Мигель Мануэль усмехнулся и прикрыл ладонью рот. Верхней частью лица, без тёмной курчавой бороды, он всё больше стал походить на своего брата:
— Я бы заплатил всего один раз, если бы ты не начал требовать диплом!
— От тебя зависит: скорее получу — скорее уеду! — пожал плечами Джованни. — Вот только ты обещал мне содержание до конца обучения.
— Тебе одному! Но не людям аль-Мансура.
— Одному. Я согласен. На еду, бумагу, перья… у меня нет ничего, что мне принадлежит. Я же раб аль-Мансура, который передал меня тебе.
— Ты слишком многого хочешь. Экзамен тоже имеет цену, а подарки учителям? А нотарий, секретарь, флейтисты и дудочники на ужине [4]?
***
[1] названия «вафля» тогда не существовало. Взбитые яйца, соль, мука, вино, тертый сыр — всё это зажималось между двумя раскалёнными листами железа с узорами.
[2] Саму́м (араб. سموم (samūm); — знойный ветер) — сухие, горячие, сильные местные ветры пустынь, налетающие шквалами и сопровождающиеся пыле-песчаными вихрями и бурей; песчаный ураган. Такой ветер представляет собой сильный, но кратковременный шквал, сопровождающийся пыле-песчаной бурей.
[3] В Болонье есть Via dell’Inferno — улица Преисподней. Она была центральной улицей иудейского квартала, когда в городе появилось гетто в середине XVI века. Гетто было отдельным миром и закрывалось на ночь. Что же касается начала XIV века — в Болонье жили разные люди, кварталы еще не были настолько обособленными по национальному признаку, но я описываю именно эту улицу.
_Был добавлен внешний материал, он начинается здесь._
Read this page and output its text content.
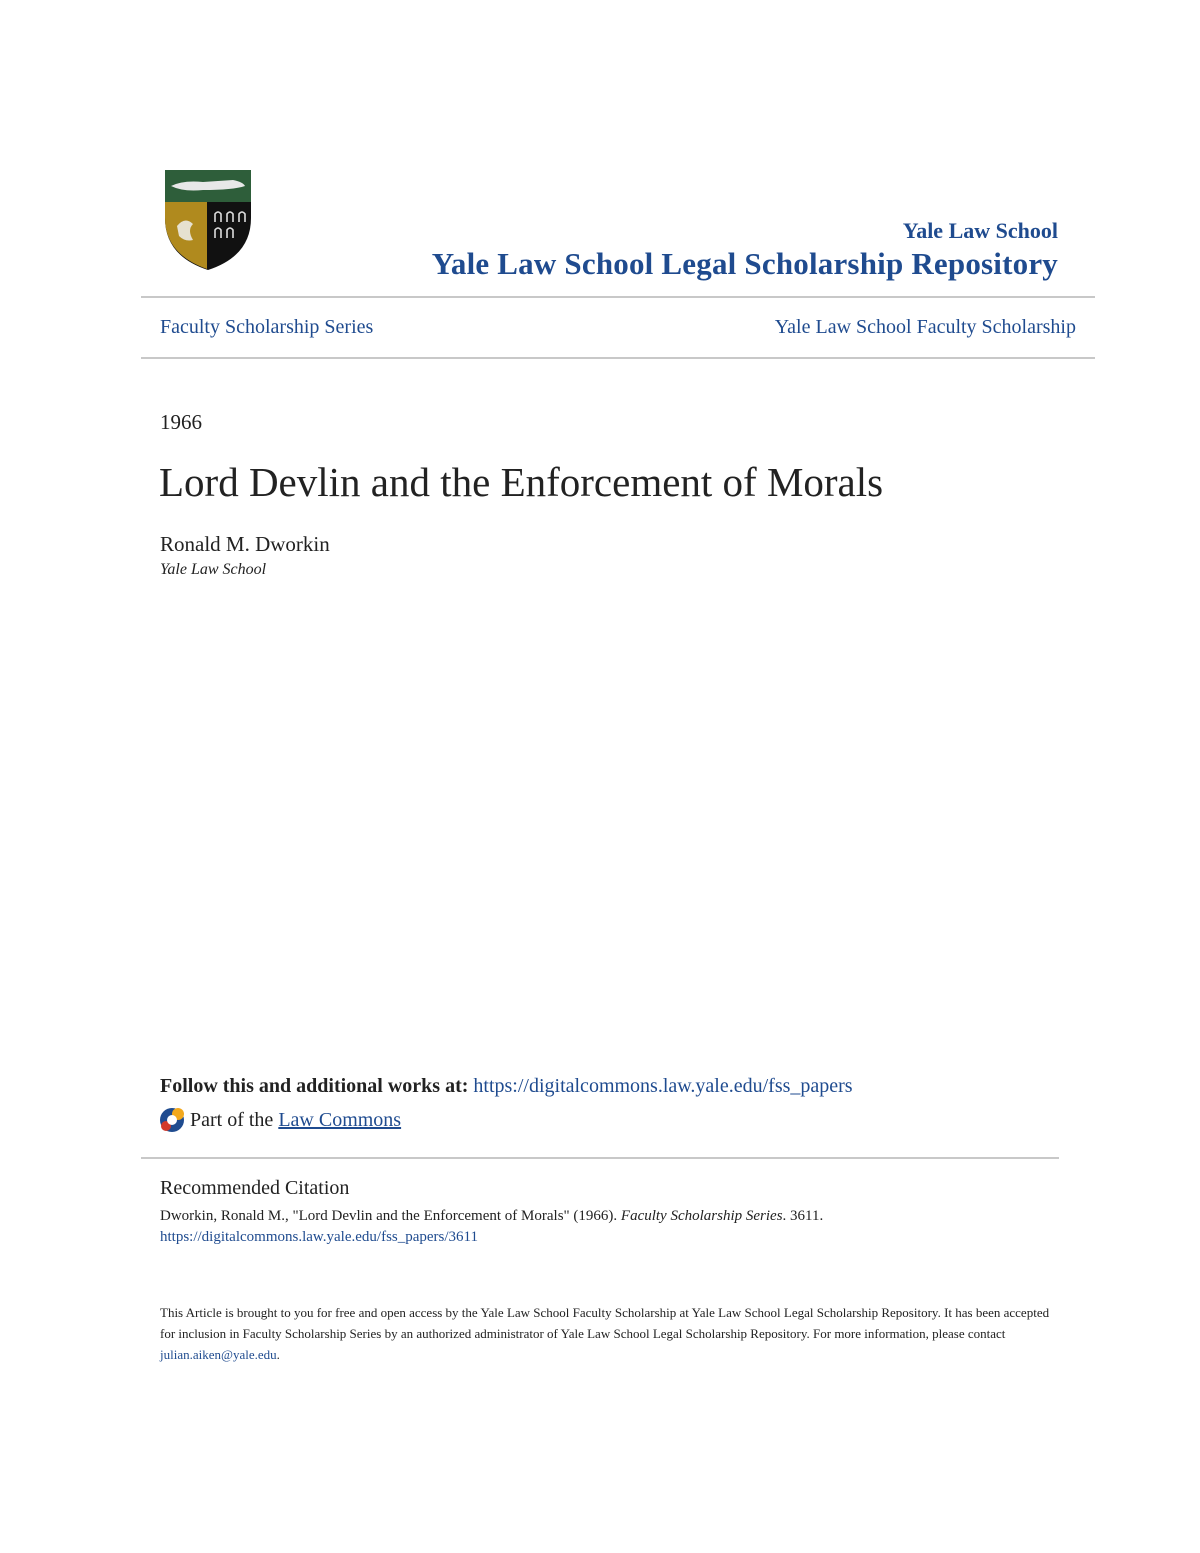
Yale Law School
Yale Law School Legal Scholarship Repository
Faculty Scholarship Series	Yale Law School Faculty Scholarship
1966
Lord Devlin and the Enforcement of Morals
Ronald M. Dworkin
Yale Law School
Follow this and additional works at: https://digitalcommons.law.yale.edu/fss_papers
Part of the
Law Commons
Recommended Citation
Dworkin, Ronald M., "Lord Devlin and the Enforcement of Morals" (1966). Faculty Scholarship Series. 3611.
https://digitalcommons.law.yale.edu/fss_papers/3611
This Article is brought to you for free and open access by the Yale Law School Faculty Scholarship at Yale Law School Legal Scholarship Repository. It has been accepted for inclusion in Faculty Scholarship Series by an authorized administrator of Yale Law School Legal Scholarship Repository. For more information, please contact julian.aiken@yale.edu.
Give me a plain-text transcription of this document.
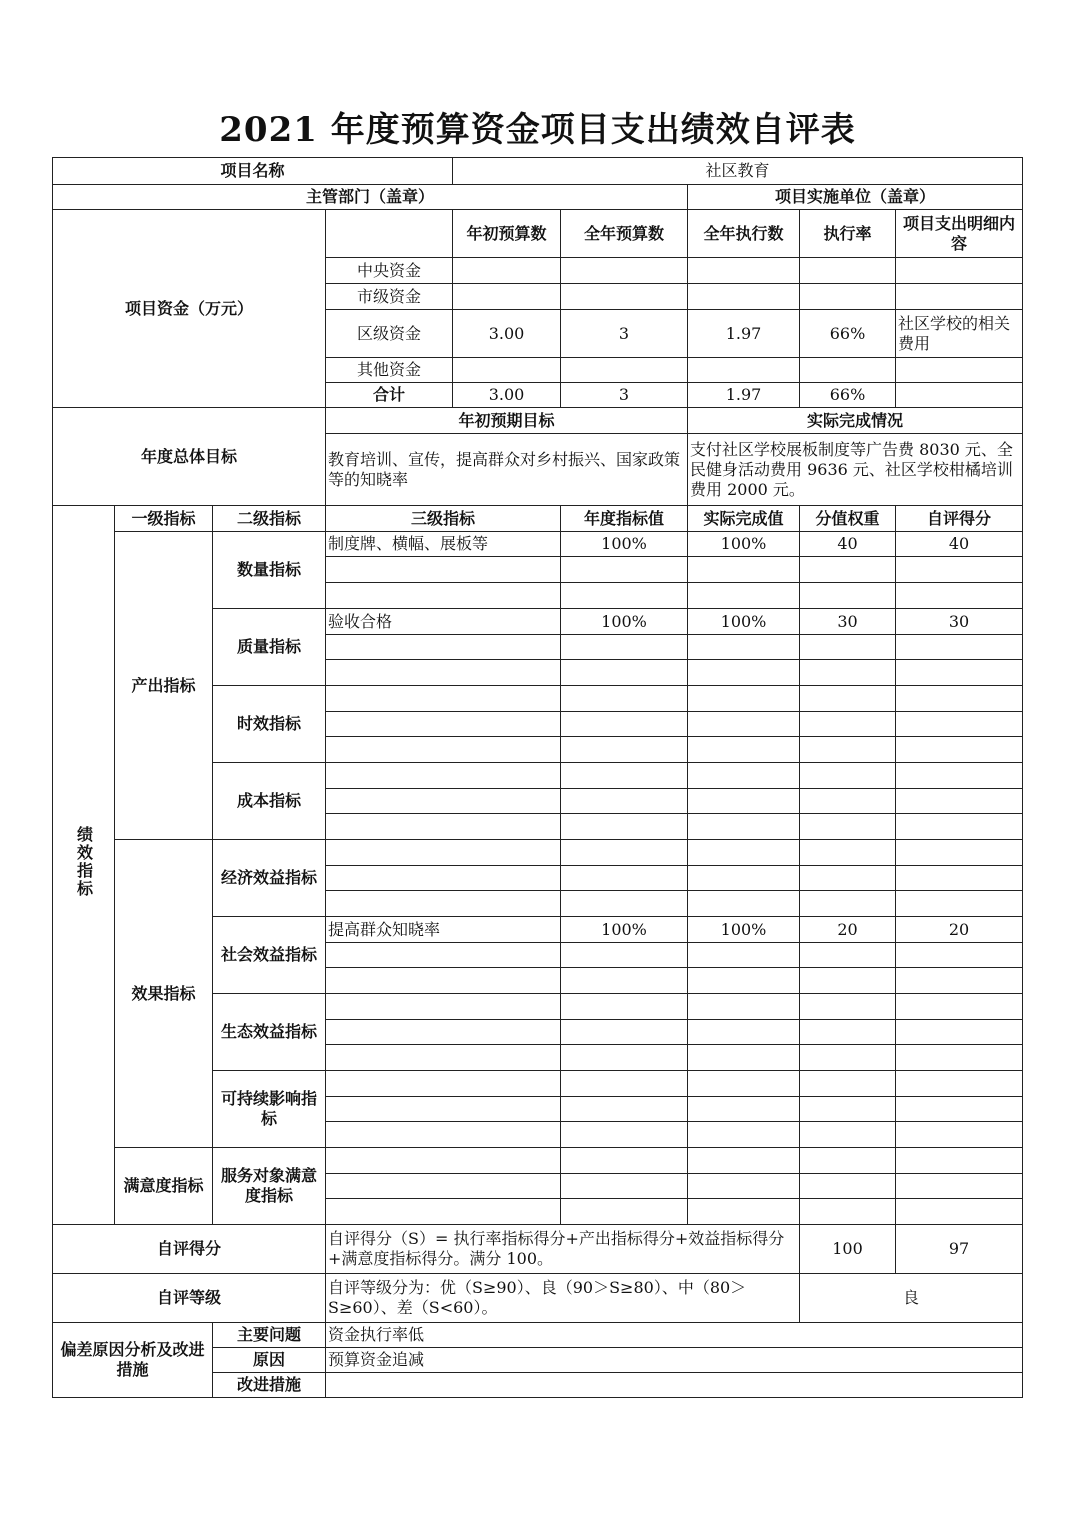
2021 年度预算资金项目支出绩效自评表
项目名称				社区教育				
主管部门（盖章）						项目实施单位（盖章）		
项目资金（万元）				年初预算数	全年预算数	全年执行数	执行率	项目支出明细内容
			中央资金					
			市级资金					
			区级资金	3.00	3	1.97	66%	社区学校的相关费用
			其他资金					
			合计	3.00	3	1.97	66%	
年度总体目标			年初预期目标			实际完成情况		
			教育培训、宣传，提高群众对乡村振兴、国家政策等的知晓率			支付社区学校展板制度等广告费 8030 元、全民健身活动费用 9636 元、社区学校柑橘培训费用 2000 元。		
绩效指标	一级指标	二级指标	三级指标		年度指标值	实际完成值	分值权重	自评得分
	产出指标	数量指标	制度牌、横幅、展板等		100%	100%	40	40

		质量指标	验收合格		100%	100%	30	30

		时效指标						

		成本指标						

	效果指标	经济效益指标						

		社会效益指标	提高群众知晓率		100%	100%	20	20

		生态效益指标						

		可持续影响指标						

	满意度指标	服务对象满意度指标						

自评得分			自评得分（S）= 执行率指标得分+产出指标得分+效益指标得分+满意度指标得分。满分 100。				100	97
自评等级			自评等级分为：优（S≥90）、良（90＞S≥80）、中（80＞S≥60）、差（S<60）。				良	
偏差原因分析及改进措施		主要问题	资金执行率低					
		原因	预算资金追减					
		改进措施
Нет оснований считать, что иудейская община жила разбросанно по городу или мигрировала с места на место.
[4] когда я в следующих главах буду описывать университет, то расскажу общую идею внутренней жизни университетов. Я уже касался этой темы ранее, когда писал о Парижском университете и университете в Монпелье. Документ о стоимости магистерского экзамена с перечислением подарков и расходов известен для начала XV века. Устраивался ли банкет профессорам веком ранее — неизвестно (истоки традиции?).
========== Глава 6. Когда не осталось страха ==========
«Флейтисты и дудочники! Жалкий лжец и торгаш!»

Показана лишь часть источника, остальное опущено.